Students participate in building schools that are responsive to their needs.
Million’s children in the Democratic Republic of the Congo schools learn in infrastructures that did not meet minimum norms and standards. Secondary schools in Uvira are struggling to provide adequate educational facilities for children. This means that children are forced to study in buildings built in the 1990s that lack everything: proper toilets, running water, libraries, and adequate teaching materials. It’s is a fundamental problem, as the quality of school facilities is linked to the academic performance of students and teachers.
Students-led monitoring and advocacy as a creative way to change the status quo
A lack of effective students’ engagement often mismatches what the education service is trying to achieve and students’ needs. The students-led monitoring initiative in South Kivu is helping to improve the delivery of education services and strengthen accountability between students, communities, and education sector decision-makers.

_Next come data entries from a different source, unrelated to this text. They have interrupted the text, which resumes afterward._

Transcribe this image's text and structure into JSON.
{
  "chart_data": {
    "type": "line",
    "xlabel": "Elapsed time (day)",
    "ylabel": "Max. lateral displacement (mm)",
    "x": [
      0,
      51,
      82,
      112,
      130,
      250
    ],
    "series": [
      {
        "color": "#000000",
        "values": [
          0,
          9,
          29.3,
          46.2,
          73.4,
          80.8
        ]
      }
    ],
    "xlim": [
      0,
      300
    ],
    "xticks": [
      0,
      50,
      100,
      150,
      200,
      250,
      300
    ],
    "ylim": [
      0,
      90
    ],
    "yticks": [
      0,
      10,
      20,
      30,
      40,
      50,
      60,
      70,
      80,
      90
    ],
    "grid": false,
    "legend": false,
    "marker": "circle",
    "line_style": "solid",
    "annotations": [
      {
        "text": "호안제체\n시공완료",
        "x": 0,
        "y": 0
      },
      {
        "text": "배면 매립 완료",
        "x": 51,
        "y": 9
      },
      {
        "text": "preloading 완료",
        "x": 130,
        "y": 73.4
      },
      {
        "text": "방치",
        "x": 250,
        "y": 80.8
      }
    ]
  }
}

To ensure the school meets minimum education standards, CERC established 35 Integrity Clubs in Uvira, trained 525 monitors, and equipped them with technology and tools to monitor education services in their schools. CERC’s training in Community Integrity Building enables monitors to analyse school performance, take photos of the services, conduct beneficiary surveys, verify findings, and engage with stakeholders such as the headteacher and parents committee to fix problems.
In June 2018, two months after they were trained and started follow-up activities using the training and tools they received, monitors from these 35 partner schools discovered several severe problems with the school’s facilities. A frequent problem found in all schools was the lack of adequate toilet facilities that could not meet the demand and were not cleaned regularly. The monitoring results also showed that 19 schools lacked running water. This means that students did not wash their hands after using the restroom and missed drinking water at school.
These monitors raised problems and recommendations with their school officials from that time onwards. Through this constructive engagement, these students have influenced the change in their schools, ensuring that additional classrooms are built, poor facilities rehabilitated, toilets built, desks repaired and leaking tiles replaced.
By 2020, 13 secondary schools monitored are now using water in the toilets, spraying them with the danger of hand-dirty disease. In addition to this, the three schools have new toilets and classrooms thanks to the commitment of the young community monitors.